Hiker's dog saved his life when they were hit by lightning
Hiker Jonathan Hardman survived a lightning strike in the Colorado mountains last weekend. Doctors believe his dog Rambo may have saved his life.
Hardman tells As It Happens guest-host Susan Bonner: "We started making our way down Mount Bierstadt when a cloud moved in. I was hurrying up, when next thing I know I felt extreme pain. Then I woke up with blood on the inside of my sunglasses...every muscle in my body had tightened up. It was a very intense feeling, I had no use of my arms or legs, I had been knocked unconscious."

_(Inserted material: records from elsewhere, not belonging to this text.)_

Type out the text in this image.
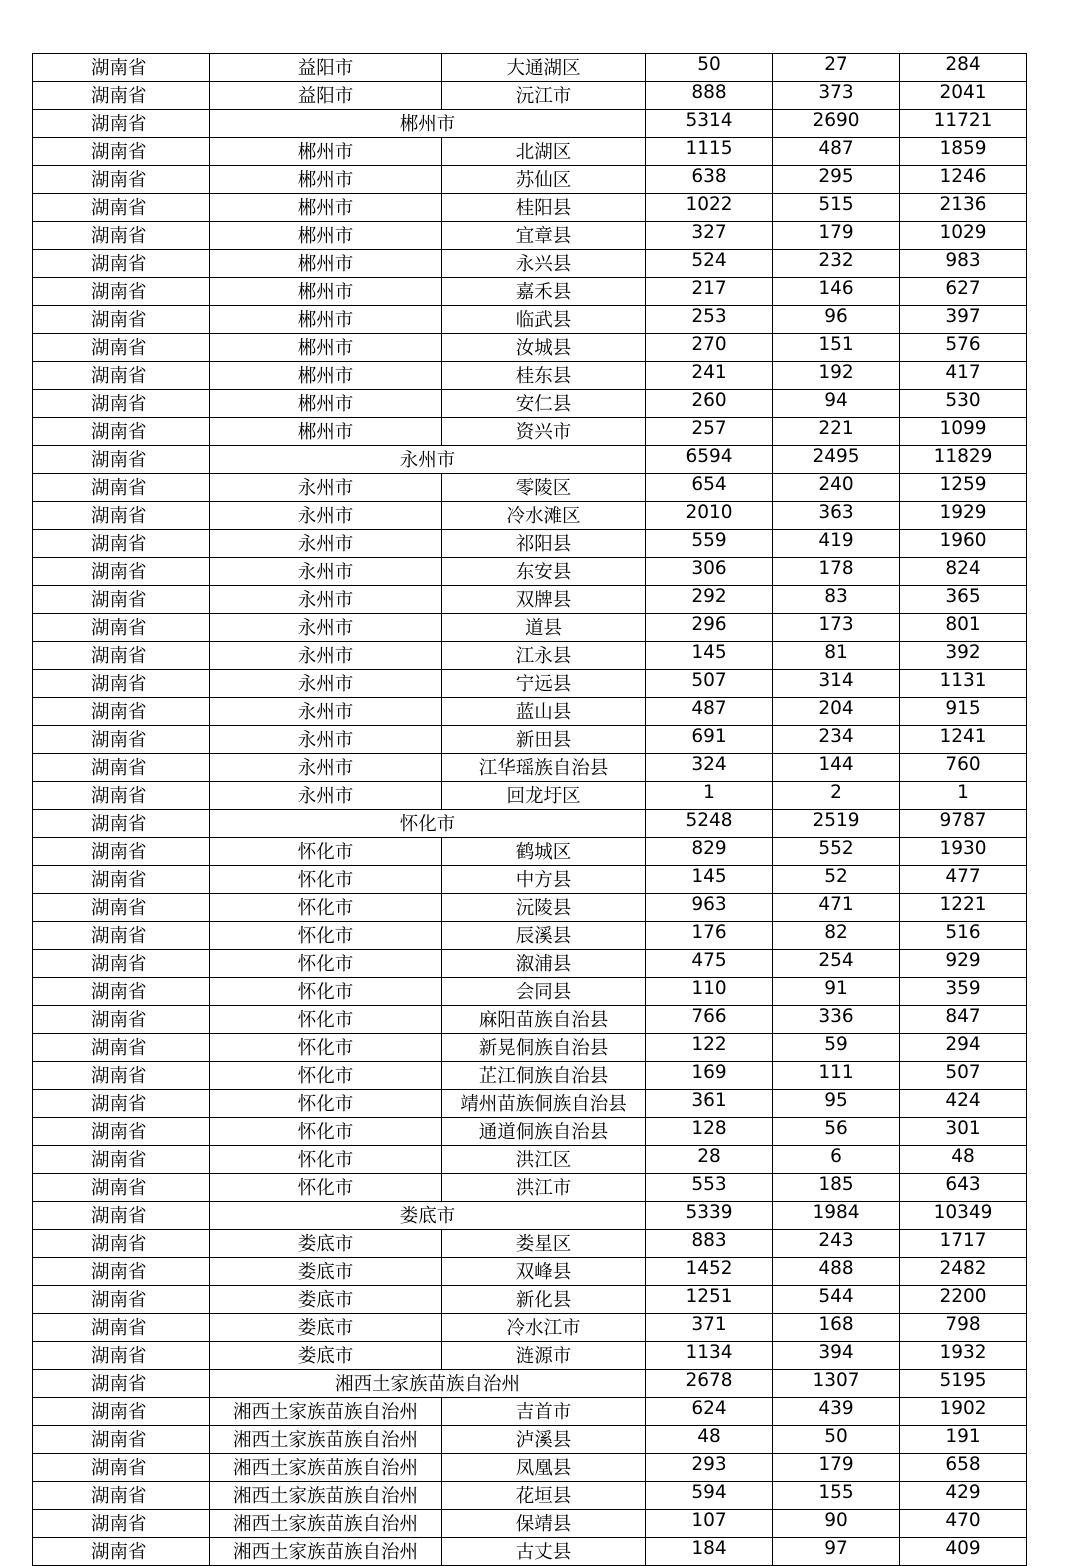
湖南省	益阳市	大通湖区	50	27	284
湖南省	益阳市	沅江市	888	373	2041
湖南省	郴州市		5314	2690	11721
湖南省	郴州市	北湖区	1115	487	1859
湖南省	郴州市	苏仙区	638	295	1246
湖南省	郴州市	桂阳县	1022	515	2136
湖南省	郴州市	宜章县	327	179	1029
湖南省	郴州市	永兴县	524	232	983
湖南省	郴州市	嘉禾县	217	146	627
湖南省	郴州市	临武县	253	96	397
湖南省	郴州市	汝城县	270	151	576
湖南省	郴州市	桂东县	241	192	417
湖南省	郴州市	安仁县	260	94	530
湖南省	郴州市	资兴市	257	221	1099
湖南省	永州市		6594	2495	11829
湖南省	永州市	零陵区	654	240	1259
湖南省	永州市	冷水滩区	2010	363	1929
湖南省	永州市	祁阳县	559	419	1960
湖南省	永州市	东安县	306	178	824
湖南省	永州市	双牌县	292	83	365
湖南省	永州市	道县	296	173	801
湖南省	永州市	江永县	145	81	392
湖南省	永州市	宁远县	507	314	1131
湖南省	永州市	蓝山县	487	204	915
湖南省	永州市	新田县	691	234	1241
湖南省	永州市	江华瑶族自治县	324	144	760
湖南省	永州市	回龙圩区	1	2	1
湖南省	怀化市		5248	2519	9787
湖南省	怀化市	鹤城区	829	552	1930
湖南省	怀化市	中方县	145	52	477
湖南省	怀化市	沅陵县	963	471	1221
湖南省	怀化市	辰溪县	176	82	516
湖南省	怀化市	溆浦县	475	254	929
湖南省	怀化市	会同县	110	91	359
湖南省	怀化市	麻阳苗族自治县	766	336	847
湖南省	怀化市	新晃侗族自治县	122	59	294
湖南省	怀化市	芷江侗族自治县	169	111	507
湖南省	怀化市	靖州苗族侗族自治县	361	95	424
湖南省	怀化市	通道侗族自治县	128	56	301
湖南省	怀化市	洪江区	28	6	48
湖南省	怀化市	洪江市	553	185	643
湖南省	娄底市		5339	1984	10349
湖南省	娄底市	娄星区	883	243	1717
湖南省	娄底市	双峰县	1452	488	2482
湖南省	娄底市	新化县	1251	544	2200
湖南省	娄底市	冷水江市	371	168	798
湖南省	娄底市	涟源市	1134	394	1932
湖南省	湘西土家族苗族自治州		2678	1307	5195
湖南省	湘西土家族苗族自治州	吉首市	624	439	1902
湖南省	湘西土家族苗族自治州	泸溪县	48	50	191
湖南省	湘西土家族苗族自治州	凤凰县	293	179	658
湖南省	湘西土家族苗族自治州	花垣县	594	155	429
湖南省	湘西土家族苗族自治州	保靖县	107	90	470
湖南省	湘西土家族苗族自治州	古丈县	184	97	409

Hardman says: "When I came to, I sat there trying to regain my breath. The first thing I started thinking of was 'where's my dog?' Then I started crawling around...yelling for my dog. I didn't see him right away, then I spotted him up there on top of a rock just laying there. And, you know, a dog doesn't just lay like that. He was right there next to me when it all happened. The charge went through both of our bodies, and that was how he passed. When I got to the hospital, the doctors told me that had he not been there, I would not have made it. Rambo helped take some of that electrical current out of my body."
Hardman says that he is now recovering well, at least physically. And he's trying his best to cope with losing his dog Rambo: "He was a beautiful dog." Hardman adds that he may get a new dog one day, "to fill that void that he's left in my life."
In the meantime, Hardman says he's still unable to drive, but "I have a friend that's going to take me out there and we'll get my dog Rambo and we're going to go put him to rest out in the mountains, where he belongs. He loved it out there. As soon as he saw me getting my backpack out -- he knew. He would always start jumping and getting all excited."